In spite of its sweeping title, and a smattering of rather metaphysical tangents along the way, Tolstoy’s work emerges as a distinctly affecting, even tender story. Napoleon’s invasion of Russia, though the central axis on which the plot turns, never overwhelms the far more intimate struggles in the daily lives of the characters. The dichotomies of love and loss, of nationalism and personal interest, of duty and desire, all manifest themselves not only in Tolstoy’s sweeping examination of the war itself but in the lives of the three major protagonists and their families. Natasha, Prince Andrey and Pierre emerge as human figures, inherently flawed and utterly relatable. Most of us can sympathize with Natasha’s confusion between infatuation and love in attempting to find a partner, or Pierre’s ill-fated philosophical experimentation in his quest to understand the meaning of life.

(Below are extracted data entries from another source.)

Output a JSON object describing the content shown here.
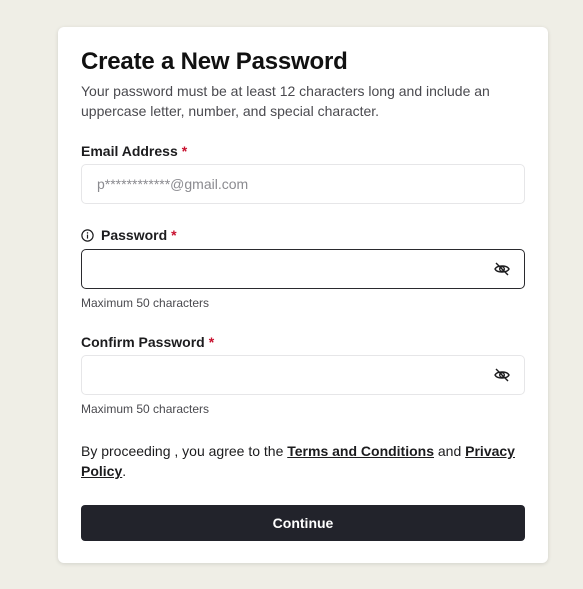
{
  "form": {
    "title": "Create a New Password",
    "subtitle": "Your password must be at least 12 characters long and include an uppercase letter, number, and special character.",
    "email": {
      "label": "Email Address",
      "required_mark": "*",
      "placeholder": "p************@gmail.com",
      "value": ""
    },
    "password": {
      "label": "Password",
      "required_mark": "*",
      "value": "",
      "hint": "Maximum 50 characters",
      "info_icon": "info-circle-icon",
      "toggle_icon": "eye-off-icon"
    },
    "confirm_password": {
      "label": "Confirm Password",
      "required_mark": "*",
      "value": "",
      "hint": "Maximum 50 characters",
      "toggle_icon": "eye-off-icon"
    },
    "terms": {
      "prefix": "By proceeding , you agree to the ",
      "terms_link": "Terms and Conditions",
      "middle": " and ",
      "privacy_link": "Privacy Policy",
      "suffix": "."
    },
    "continue_label": "Continue"
  },
  "colors": {
    "page_background": "#efeee6",
    "card_background": "#ffffff",
    "required": "#c8102e",
    "button_background": "#22232b",
    "button_text": "#ffffff"
  }
}
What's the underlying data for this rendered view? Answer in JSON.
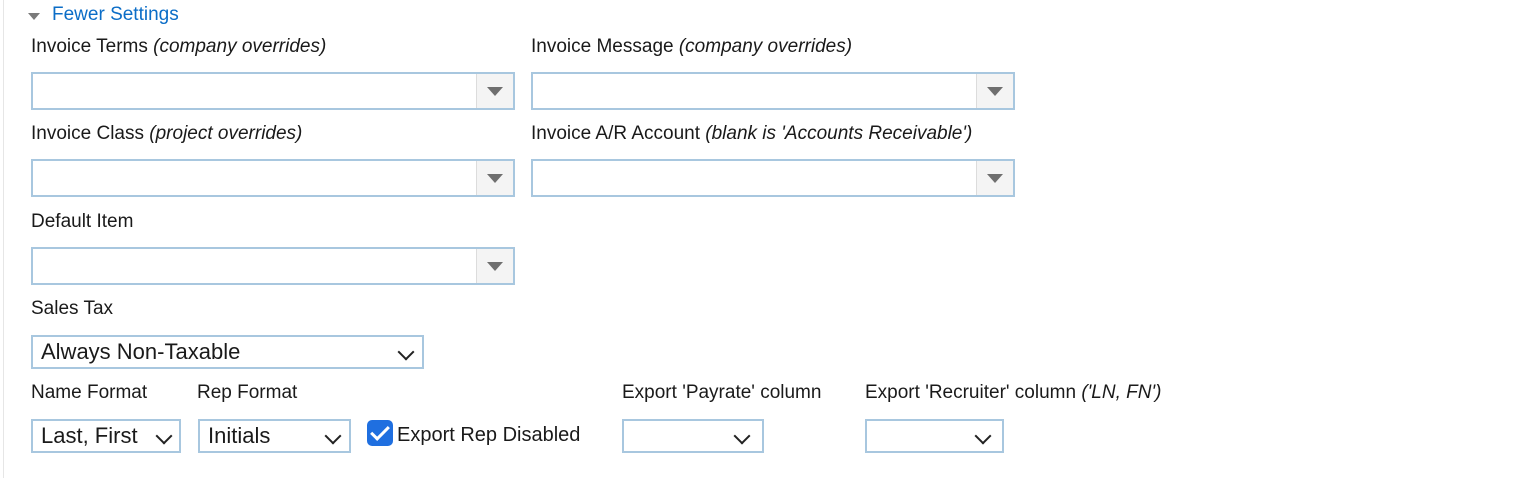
{
  "toggle": {
    "label": "Fewer Settings"
  },
  "fields": {
    "invoice_terms": {
      "label": "Invoice Terms",
      "note": "(company overrides)",
      "value": ""
    },
    "invoice_message": {
      "label": "Invoice Message",
      "note": "(company overrides)",
      "value": ""
    },
    "invoice_class": {
      "label": "Invoice Class",
      "note": "(project overrides)",
      "value": ""
    },
    "invoice_ar_account": {
      "label": "Invoice A/R Account",
      "note": "(blank is 'Accounts Receivable')",
      "value": ""
    },
    "default_item": {
      "label": "Default Item",
      "value": ""
    },
    "sales_tax": {
      "label": "Sales Tax",
      "value": "Always Non-Taxable"
    },
    "name_format": {
      "label": "Name Format",
      "value": "Last, First"
    },
    "rep_format": {
      "label": "Rep Format",
      "value": "Initials"
    },
    "export_rep_disabled": {
      "label": "Export Rep Disabled",
      "checked": true
    },
    "export_payrate": {
      "label": "Export 'Payrate' column",
      "value": ""
    },
    "export_recruiter": {
      "label": "Export 'Recruiter' column",
      "note": "('LN, FN')",
      "value": ""
    }
  },
  "colors": {
    "link": "#0b6dc7",
    "field_border": "#a8c7df",
    "checkbox": "#1f6fe0"
  }
}
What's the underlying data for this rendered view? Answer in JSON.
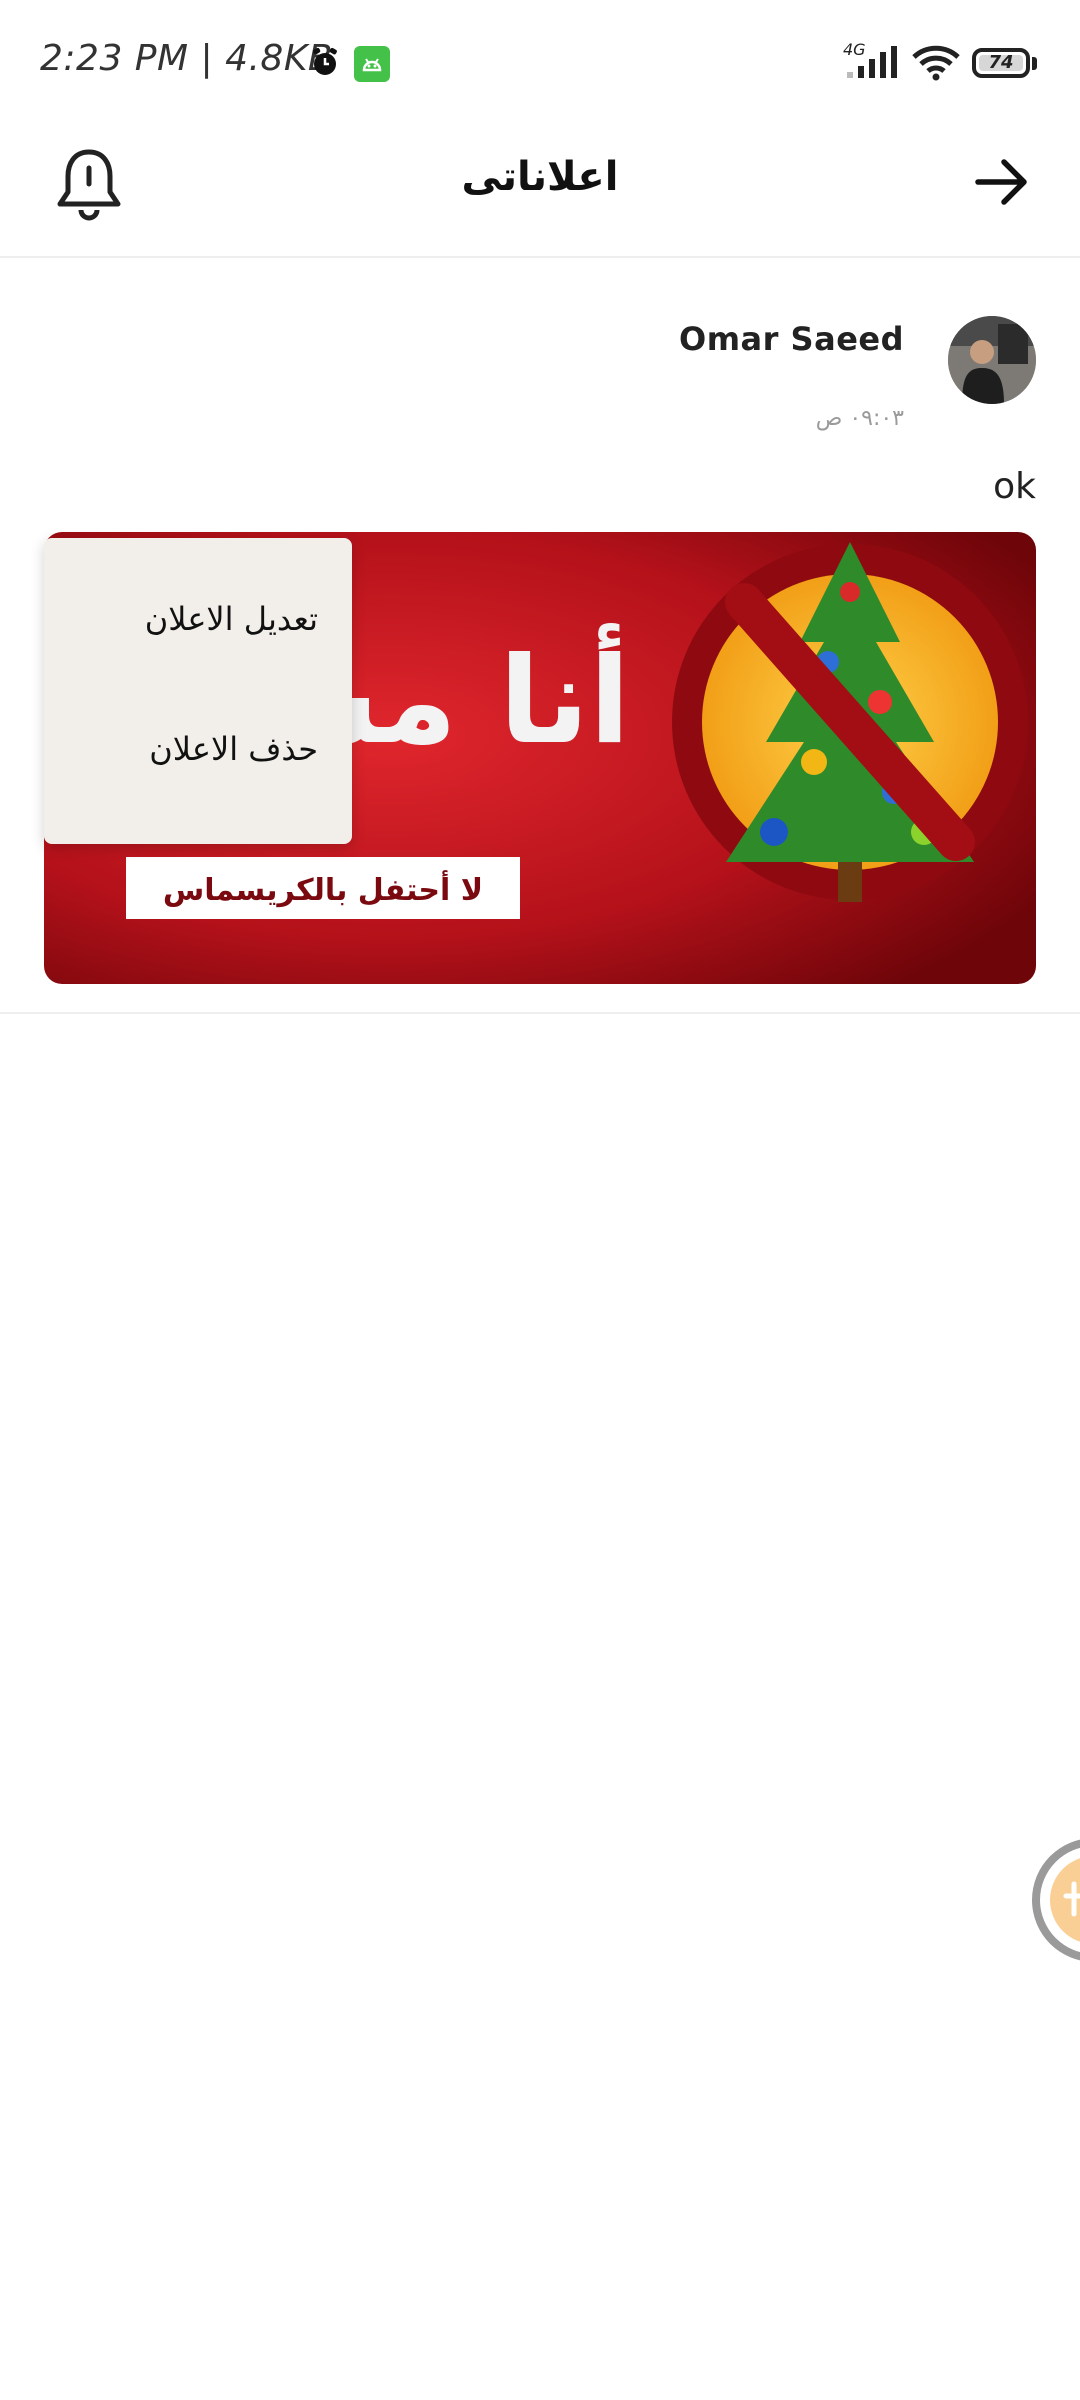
{
  "status_bar": {
    "time_and_speed": "2:23 PM | 4.8KB",
    "network": "4G",
    "battery": "74"
  },
  "header": {
    "title": "اعلاناتى"
  },
  "post": {
    "author": "Omar Saeed",
    "time": "٠٩:٠٣ ص",
    "text": "ok",
    "image": {
      "headline": "أنا مسلم",
      "banner": "لا أحتفل بالكريسماس"
    }
  },
  "menu": {
    "items": [
      {
        "label": "تعديل الاعلان"
      },
      {
        "label": "حذف الاعلان"
      }
    ]
  },
  "icons": [
    "alarm-icon",
    "android-icon",
    "signal-icon",
    "wifi-icon",
    "battery-icon",
    "bell-icon",
    "arrow-right-icon"
  ],
  "colors": {
    "menu_background": "#f2efea",
    "poster_red": "#b4111a",
    "app_badge": "#44c149"
  }
}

In short, War and Peace need not be so intimidating. Beneath the cacophony of names and places, of battles and cold history, lives a novel of people struggling with forces beyond their control; perhaps we can even call it a heart. And therein lies the reason to read War and Peace at all, if we put to rest our preconceived notions, our wider views of war and peace, and simply give ourselves up to the small victories, the moments quiet and monumental, the intimate victories that people Tolstoy’s world.